Attention-related top-down signals in the human visual cortex in the absence of visual stimulation were studied by adding a third experimental condition to the design used to investigate sensory suppressive interactions and their modulation by attention, as described above (Kastner et al., 1999). In addition to the two visual presentation conditions, sequential and simultaneous, and the two attentional conditions, unattended and attended, an expectation period preceding the attended presentations was introduced. The expectation period, during which subjects were required to direct attention covertly to the target location and instructed to expect the occurrences of the stimulus presentations, was initiated by a marker presented briefly next to the fixation point 11 seconds before the onset of the stimuli. In this way, the effects of attention in the presence and absence of visual stimulation could be studied.

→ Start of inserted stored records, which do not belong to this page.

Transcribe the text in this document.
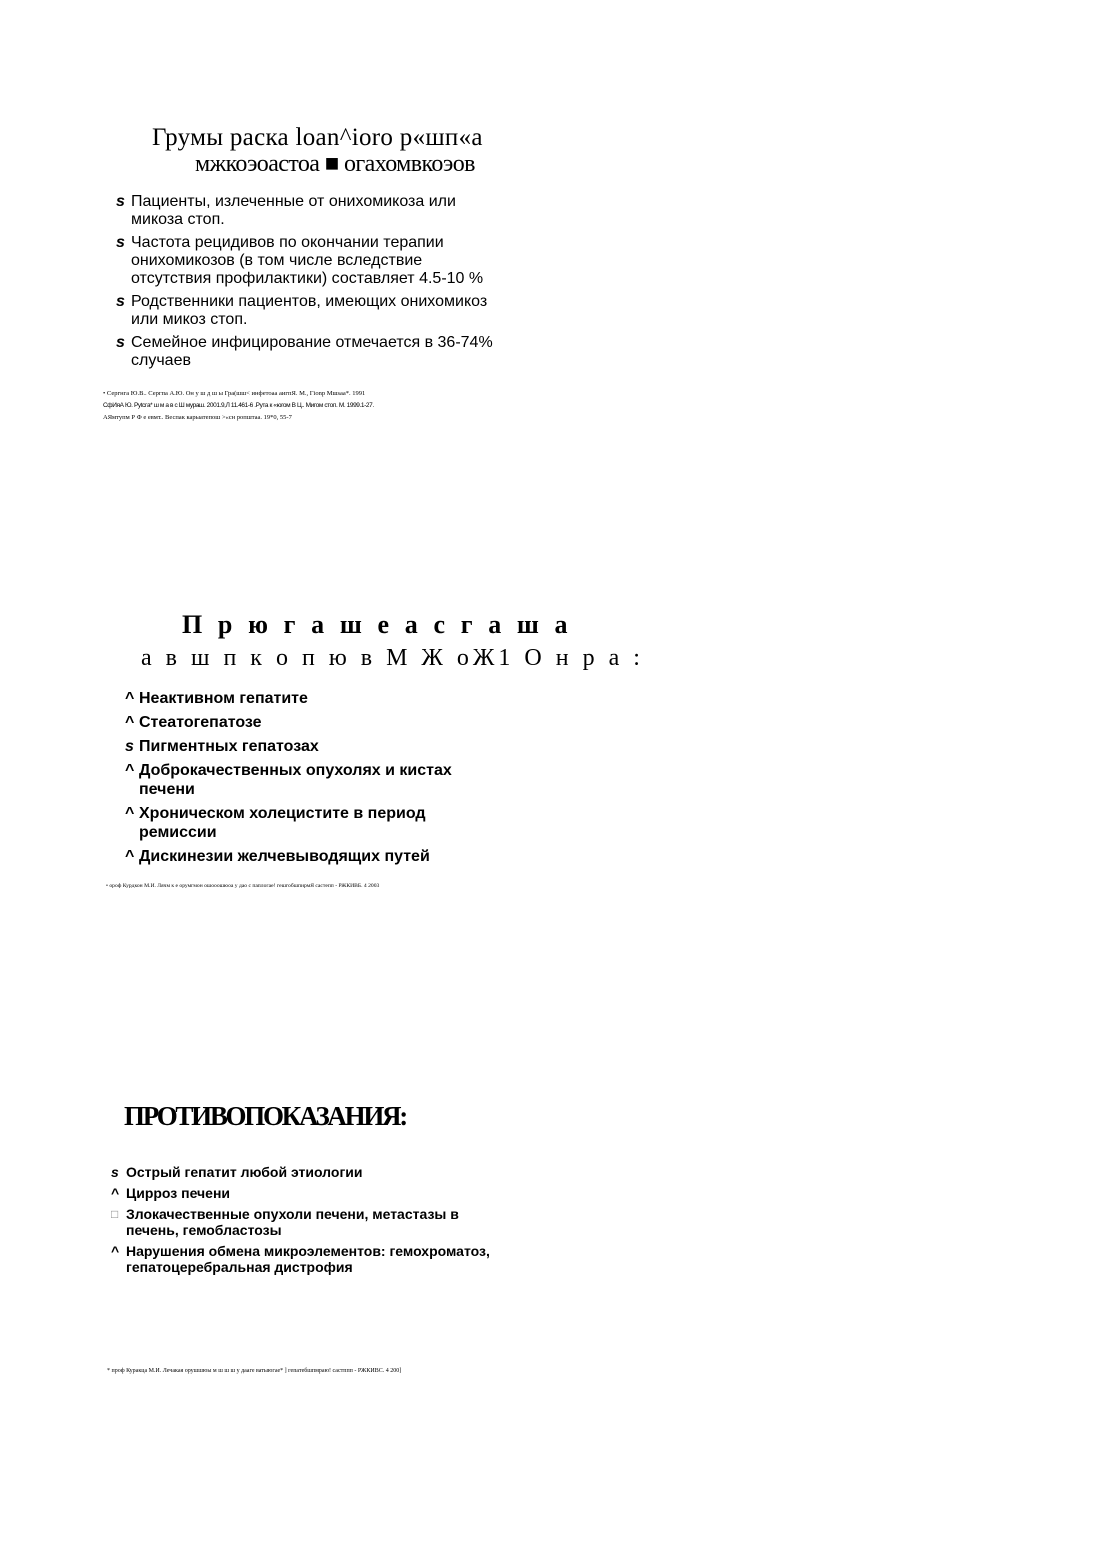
Грумы раска loan^ioro р«шп«а
мжкоэоастоа ■ огахомвкоэов
s Пациенты, излеченные от онихомикоза или микоза стоп.
s Частота рецидивов по окончании терапии онихомикозов (в том числе вследствие отсутствия профилактики) составляет 4.5-10 %
s Родственники пациентов, имеющих онихомикоз или микоз стоп.
s Семейное инфицирование отмечается в 36-74% случаев
• Сергнга Ю.В.. Сергпа А.Ю. Он у ш д ш ы Гра(шш< инфетоаа аигпЯ. М., Гiоnр Мшsаа*. 1991
СфИяА Ю. Рytсгa* ш м а в с Ш мураш. 2001.9,Л 11.461-6 .Рута к «югом В Ц.. Мигом стоп. М. 1999.1-27.
АЯмтупм Р Ф е евмт.. Веспак карыатепош >«сн ропштаа. 19*0, 55-7
П р ю г а ш е а с г а ш а
а в ш п к о п ю в М Ж оЖ1 О н р а :
^ Неактивном гепатите
^ Стеатогепатозе
s Пигментных гепатозах
^ Доброкачественных опухолях и кистах печени
^ Хроническом холецистите в период ремиссии
^ Дискинезии желчевыводящих путей
• ороф Курдкон М.И. Лячм к е орумгмон ошооошюоа у дао с паплогае! гешгобшпирмЯ састепп - РЖКИВБ. 4 2003
ПРОТИВОПОКАЗАНИЯ:
s Острый гепатит любой этиологии
^ Цирроз печени
□ Злокачественные опухоли печени, метастазы в печень, гемобластозы
^ Нарушения обмена микроэлементов: гемохроматоз, гепатоцеребральная дистрофия
* проф Куракца М.И. Лечакая орушшюы м ш ш ш у дааге ватыюгае* ] гепатебшпмраю! састппп - РЖКИВС. 4 200]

It was found that during the expectation period preceding the attended presentations, regions within visual areas with a representation of the attended location were activated. This activity was related to directing attention to the target location in the absence of visual stimulation. Notably, the increase in activity during expectation was topographically specific, inasmuch as it was only seen in areas with a spatial representation of the attended location. As illustrated for area V4 in Figure 101.3A, the fMRI signals increased during the expectation period (EXP; textured epochs in the figure), before any stimuli were present on the screen. This increase of baseline activity was followed by a further increase of activity evoked by the onset of the stimulus presentations (ATT; gray-shaded epochs in the figure). The baseline increase was found in all visual areas with a representation of the attended location. It was strongest in V4 but was also seen in early visual areas. It is noteworthy that baseline increases were found in V1, even though no significant attentional modulation of visually evoked activity was seen in this area. This dissociation suggests that different mechanisms underlie the effects of attention on visually evoked activity and on baseline activity. Importantly, the increase in baseline activity in V1 has also been found to depend on the expected task difficulty. Ress and colleagues (2000) showed that increases in baseline activity were stronger when subjects expected a visual pattern that was difficult to discriminate compared to a pattern that was easy to discriminate. In areas that preferentially process a particular stimulus feature (e.g., color or motion), increases in baseline activity were shown to be stronger during the expectation of a preferred compared to a nonpreferred stimulus feature (Chawla et al., 1999).

Figure 101.3..  

Increases of baseline activity in the absence of visual stimulation. A, Time series of fMRI signals in V4. Directing attention to a peripheral target location in the absence of visual stimulation led to an increase of baseline activity (EXP; textured blocks), which was followed by a further increase after the onset of the stimuli (ATT; gray-shaded blocks). Baseline increases were found in both striate and extrastriate visual cortex. B, Time series of fMRI signals in FEF. Directing attention to the peripheral target location in the absence of visual stimulation led to a stronger increase in baseline activity than in visual cortex; the further increase of activity after the onset of the stimuli was not significant. Sustained activity was seen in a distributed network of areas outside the visual cortex, including SPL, FEF, and SEF, suggesting that these areas may provide the source for the attentional top-down signals seen in visual cortex. (Adapted from Kastner et al., 1999).

The baseline increases found in human visual cortex may be subserved by increases in the spontaneous firing rate similar to those found in single-cell recording studies (Colby et al., 1996; Luck et al., 1997) but summed over large populations of neurons. The increases evoked by directing attention to a target location in anticipation of a behaviorally relevant stimulus at that attended location are thus likely to reflect a top-down feedback bias in favor of the attended location in human visual cortex.